Driverless Cars – Moral and Environmental Impacts
Over decades, the auto inserted itself into the dynamic of a typical American family. Aside from a child’s first day of kindergarten and first day of high school, his or her 16th birthday – licensing age for drivers – in many cases has been the most important day of growing up.
A child’s learning to drive frequently marked a strengthening of his bond with parents, those who could induct him into the adult world of the driver. A parent’s teaching of a child to drive marked a maturing of that parent as she practiced “letting go” her daughter into an adult world. A teenager knew they weren’t grown up until they passed a driving test under the strict eye of a state examiner. The advent of driverless cars will remove these traditions.
What will be left in their place? It is already said that US kids mature far earlier than did their parents, and likely an easier transition to the world of autos will give a sense of maturity to younger and younger teens. Laws might have to change on licensing both “drivers” and cars. Why would a “driver’s license” remain necessary? If one doesn’t need a driver’s license to drive a car, will anyone be “too young” to take a car trip unaccompanied? Could your 11 year old take the car to the grocery store to purchase some milk, or could you send the car to school to drop off your children? These questions bring up important considerations of morals, relationships, and parenting techniques.
At the other end of the spectrum, the effects of aging can keep a person from passing a driver’s test. With driverless cars, it’s conceivable that the very aged could use private transportation unassisted. Whether you’re young or old, driverless cars could increase our independence. It could also have some really significant consequences if not treated properly. On top of all of this, there are also impacts on your family budget with driverless cars.
Proponents of driverless cars say a driverless population will burn less gasoline, thereby reducing our carbon output. Why? It is said that humans tend to accelerate and brake inefficiently. Too often, zooming away from a stop sign is followed by hurried braking at the next intersection. Calm, steady, efficient acceleration by a driverless car would burn less fuel. And a car using measured acceleration could travel, safely, and closer to a lead vehicle’s bumper than is now allowable. This practice allows “drafting” – using a lead vehicle to break air resistance and thus to conserve fuel, as racers often do. Moreover, driverless cars communicating with each other could bring about less traffic, again increasing fuel efficiency.

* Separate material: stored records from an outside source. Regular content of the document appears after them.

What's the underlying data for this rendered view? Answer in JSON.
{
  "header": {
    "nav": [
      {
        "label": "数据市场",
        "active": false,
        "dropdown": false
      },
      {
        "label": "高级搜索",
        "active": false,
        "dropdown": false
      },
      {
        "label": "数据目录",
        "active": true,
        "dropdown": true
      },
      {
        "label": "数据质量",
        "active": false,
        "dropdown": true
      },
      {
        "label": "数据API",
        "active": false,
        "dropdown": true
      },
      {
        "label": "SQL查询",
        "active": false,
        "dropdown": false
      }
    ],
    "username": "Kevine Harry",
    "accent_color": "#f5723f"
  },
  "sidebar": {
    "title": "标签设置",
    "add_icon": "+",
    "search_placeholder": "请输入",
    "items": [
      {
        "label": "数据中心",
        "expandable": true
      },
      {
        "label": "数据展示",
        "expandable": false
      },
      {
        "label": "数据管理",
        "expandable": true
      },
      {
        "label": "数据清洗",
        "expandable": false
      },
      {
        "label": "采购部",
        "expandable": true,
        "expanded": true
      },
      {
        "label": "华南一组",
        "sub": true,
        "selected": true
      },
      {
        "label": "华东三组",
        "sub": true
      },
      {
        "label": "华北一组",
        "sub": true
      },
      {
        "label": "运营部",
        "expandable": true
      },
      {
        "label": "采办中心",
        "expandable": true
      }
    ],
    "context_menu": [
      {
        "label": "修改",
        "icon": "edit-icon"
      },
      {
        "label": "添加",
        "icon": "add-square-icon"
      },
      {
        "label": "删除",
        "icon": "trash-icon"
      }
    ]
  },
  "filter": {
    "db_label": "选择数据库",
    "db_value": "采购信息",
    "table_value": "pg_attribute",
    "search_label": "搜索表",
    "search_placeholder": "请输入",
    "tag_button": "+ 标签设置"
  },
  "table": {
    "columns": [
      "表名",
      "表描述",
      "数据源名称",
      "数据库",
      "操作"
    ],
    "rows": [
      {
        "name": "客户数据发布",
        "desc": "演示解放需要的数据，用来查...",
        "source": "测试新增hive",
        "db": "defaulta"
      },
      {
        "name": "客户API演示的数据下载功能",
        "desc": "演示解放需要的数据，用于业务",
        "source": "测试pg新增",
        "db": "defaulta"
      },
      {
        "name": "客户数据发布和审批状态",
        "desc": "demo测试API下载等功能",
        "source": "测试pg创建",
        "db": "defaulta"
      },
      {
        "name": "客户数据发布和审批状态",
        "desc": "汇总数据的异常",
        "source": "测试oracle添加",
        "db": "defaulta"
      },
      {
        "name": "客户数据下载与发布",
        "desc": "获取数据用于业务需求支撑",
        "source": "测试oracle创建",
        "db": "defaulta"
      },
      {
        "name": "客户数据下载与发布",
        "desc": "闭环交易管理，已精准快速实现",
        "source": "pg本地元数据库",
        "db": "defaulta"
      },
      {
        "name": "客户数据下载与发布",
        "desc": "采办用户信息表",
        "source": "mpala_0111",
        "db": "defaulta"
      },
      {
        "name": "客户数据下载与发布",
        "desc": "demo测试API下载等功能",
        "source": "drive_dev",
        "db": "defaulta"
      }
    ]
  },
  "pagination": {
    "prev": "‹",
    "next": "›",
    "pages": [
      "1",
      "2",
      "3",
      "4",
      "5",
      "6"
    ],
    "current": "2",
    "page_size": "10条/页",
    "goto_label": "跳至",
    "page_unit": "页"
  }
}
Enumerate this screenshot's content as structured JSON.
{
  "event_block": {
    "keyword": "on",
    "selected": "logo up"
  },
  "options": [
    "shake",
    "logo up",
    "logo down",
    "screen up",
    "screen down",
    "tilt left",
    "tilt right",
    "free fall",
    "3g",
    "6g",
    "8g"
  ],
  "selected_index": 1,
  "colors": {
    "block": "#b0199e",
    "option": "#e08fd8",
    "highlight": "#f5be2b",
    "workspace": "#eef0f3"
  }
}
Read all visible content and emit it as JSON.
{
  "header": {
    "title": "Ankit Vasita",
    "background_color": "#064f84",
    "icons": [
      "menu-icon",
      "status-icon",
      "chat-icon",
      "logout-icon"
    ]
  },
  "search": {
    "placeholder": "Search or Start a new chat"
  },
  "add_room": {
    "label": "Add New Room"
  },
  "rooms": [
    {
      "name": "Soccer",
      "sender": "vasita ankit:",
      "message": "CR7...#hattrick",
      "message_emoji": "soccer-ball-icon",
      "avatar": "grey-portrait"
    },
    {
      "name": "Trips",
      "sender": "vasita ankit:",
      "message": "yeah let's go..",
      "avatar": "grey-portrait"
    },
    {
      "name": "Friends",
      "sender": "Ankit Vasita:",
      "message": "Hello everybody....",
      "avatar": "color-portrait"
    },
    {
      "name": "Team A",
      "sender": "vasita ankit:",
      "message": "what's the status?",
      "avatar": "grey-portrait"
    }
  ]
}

Director of the Nissan Research Center in California, Maarten Sierhuis, wrote,
“Scientists use simulation and a lot of assumptions in their models in order to predict what the (fuel) savings would be. The question remains if the assumptions are correct. First we have to develop the technology, and once we can prove that it works, then we will study how to use this technology to accomplish efficiency.”
For decades, on environmental grounds, calls have come for a weaning of society away from use of private vehicles. We now see businesses like Uber and Lyft that are transforming the way we think about transportation. The combination of driverless cars and innovative thinking could even shift how we use this essential form of transportation.
There are many that believe the future of cars may no longer revolve around the concept of private ownership – where each driver or family owns a car. They suggest that borrow-a-car groups in several major cities – Seattle, San Francisco, and Chicago – could become the norm. In this scenario you would access and share a pool of cars readily available to take you where you need to go. It would somewhat be like a real estate timeshare but for cars.
General Motors, which likely will enter the competition to sell driverless vehicles, already sponsors a car-sharing program in New York City. Residents of a 479-home luxury apartment building in Manhattan can reserve SUVs and park them in any of 200 member garages.
Shifting away from private ownership is pretty dramatic. Especially for a county that values personal independence greatly. It’s possible, but is it really likely? We’ll see.